Eat Pray Love (2010) Directed by Ryan Murphy
Nick:
My thinking week has been dominated by an inner anguish. Jeremy Corbyn has re-awakened my interest in British politics. Yet, I've been rather disturbed how aspects of the media in the UK have been treating Corbyn (and not just the-bat-shit-scary right-wing press). I love reading The Guardian but it's been slowly losing me these last few weeks, it's revealed its Tory-lite second skin and it is making me sick. We also have a media in Finland obsessed with covering every syllable that's uttered from the treacherous lips of the NEW GOVERNMENT. Where's the balance Finland? Can't we bring a mandatory ban on reporting anything Sipilä and his cronies say till he kicks out the known fascists that make up part of his coalition? Can't we give equal voice to the opposition for a change? I think democracies are supposed to work like that. Or are we just supposed to let our jaws drop at the numbing awfulness of it all and just kill any resistance to this political-hate-crime? With all this burning rage inside me what possible chance could a piece of powder-puff nonsense like Eat Pray Love possibly have?

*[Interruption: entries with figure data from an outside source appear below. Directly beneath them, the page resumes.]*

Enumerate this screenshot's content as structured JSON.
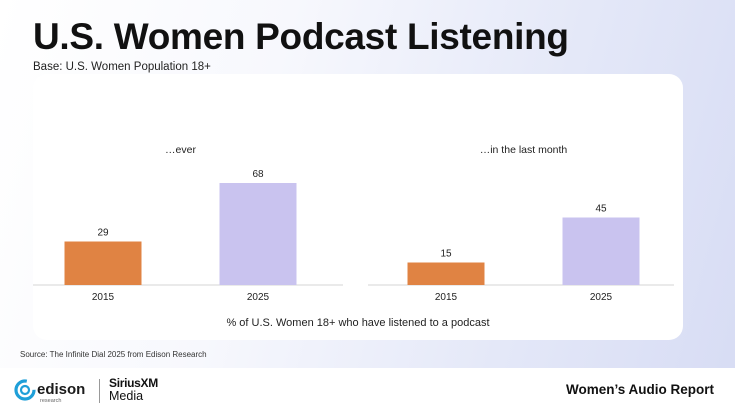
{
  "header": {
    "title": "U.S. Women Podcast Listening",
    "subtitle": "Base: U.S. Women Population 18+"
  },
  "chart_data": [
    {
      "type": "bar",
      "title": "…ever",
      "categories": [
        "2015",
        "2025"
      ],
      "values": [
        29,
        68
      ],
      "colors": [
        "#e08343",
        "#c9c3ef"
      ]
    },
    {
      "type": "bar",
      "title": "…in the last month",
      "categories": [
        "2015",
        "2025"
      ],
      "values": [
        15,
        45
      ],
      "colors": [
        "#e08343",
        "#c9c3ef"
      ]
    }
  ],
  "caption": "% of U.S. Women 18+ who have listened to a podcast",
  "source": "Source: The Infinite Dial 2025 from Edison Research",
  "footer": {
    "edison_logo": {
      "name": "edison",
      "sub": "research"
    },
    "siriusxm_logo": {
      "line1": "SiriusXM",
      "line2": "Media"
    },
    "report_title": "Women’s Audio Report"
  }
}
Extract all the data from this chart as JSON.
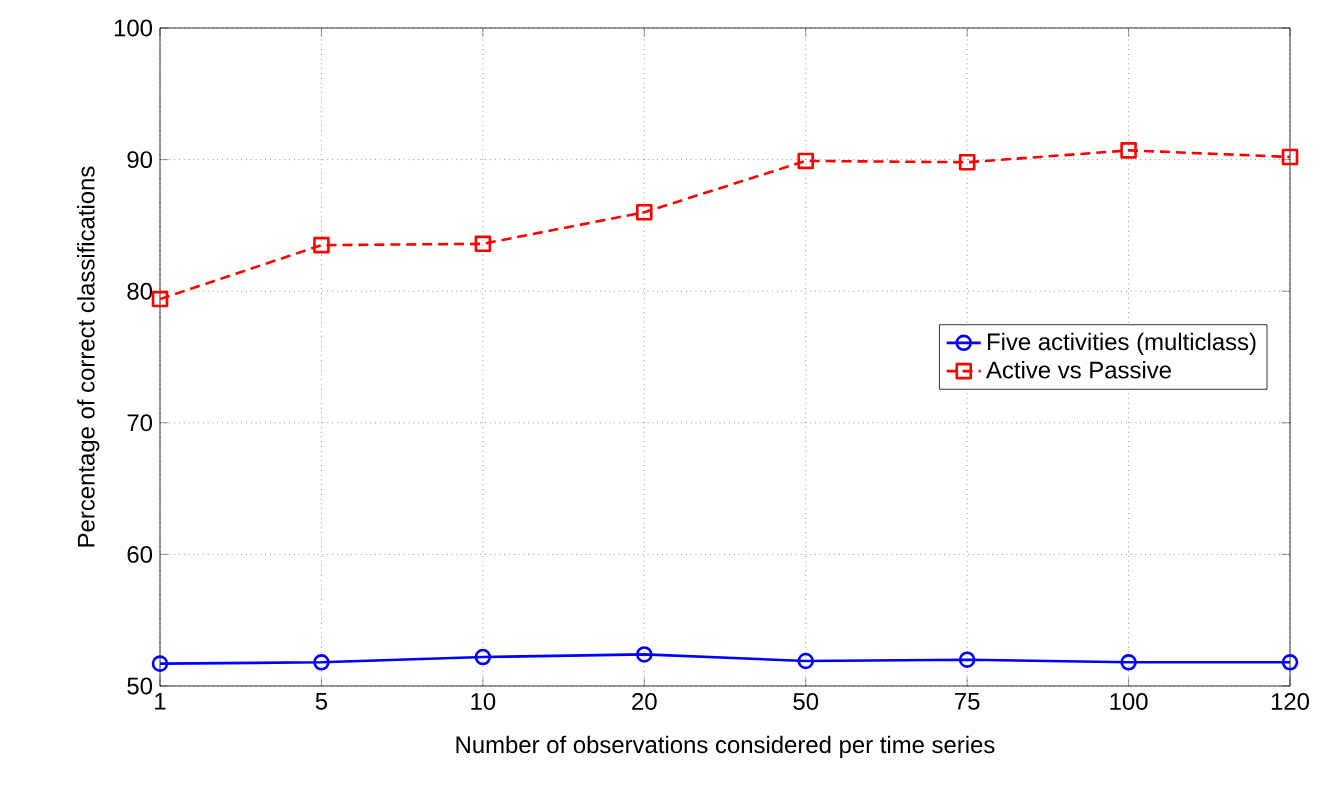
{
  "chart_data": {
    "type": "line",
    "xlabel": "Number of observations considered per time series",
    "ylabel": "Percentage of correct classifications",
    "categories": [
      "1",
      "5",
      "10",
      "20",
      "50",
      "75",
      "100",
      "120"
    ],
    "series": [
      {
        "name": "Five activities (multiclass)",
        "color": "#0000ff",
        "marker": "circle",
        "line_style": "solid",
        "values": [
          51.7,
          51.8,
          52.2,
          52.4,
          51.9,
          52.0,
          51.8,
          51.8
        ]
      },
      {
        "name": "Active vs Passive",
        "color": "#ff0000",
        "marker": "square",
        "line_style": "dashed",
        "values": [
          79.4,
          83.5,
          83.6,
          86.0,
          89.9,
          89.8,
          90.7,
          90.2
        ]
      }
    ],
    "ylim": [
      50,
      100
    ],
    "yticks": [
      50,
      60,
      70,
      80,
      90,
      100
    ],
    "grid": true,
    "legend": "right"
  }
}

Julia contemplates the harsh realities in an Italian restaurant |
James Franco and Billy Crudup should hang their heads in shame to have said yes to this mess. Are there any redeeming features? Richard Jenkins and Javier Bardem try to add some spark and semblance of chemistry with Julia, but it isn't happening. Murphy, who had made an OK quirk-fest with Running With Scissors has sold his soul to tell this story of Liz Gilbert's passage of re-birth. This new-age-bullshit-fantasy-yuppie-wet-dream is part of the problem. It's like the Tory lie that they're working it out, trust them, it will come. Eat Pray Love never ever feels like delivering the promise of anything. It's for people my age, at some middle age crisis, and it just brings home my new adage: I hope I die before I become the people in Eat Pray Love. Hollywood in all its wasteful indulgence and offensiveness lives here.
Astrid:
Recently I got it in my head that if I would re-watch Eat Pray Love it would be great entertainment instead of painfully and offensively boring. I thought that what felt way under-intellectual in 2010 might be just fine in 2015. This urge went nicely with a need to see more early 2000s movies, like The Banger Sisters (2002) and Something's Gotta Give (2003). Films I had missed when I was 21 because I was too busy lusting after my (intellectual older) boyfriend during yet another long scene in a Spaghetti Western. The other reason I bought Eat Pray Love on DVD (yes, how 2005 of me! but it wasn't on Netflix or any other streaming service) was that I had been watching Elizabeth Gilbert interviews and TED talks on Youtube and I was kind of under her spell. In her recent appearances the writer of the book Eat Pray Love discusses creative work, the aftermath of huge success (Eat Pray Love) and the survival instincts that kick in after failure (the book after EPL). Gilbert has many great sentences up her sleeve.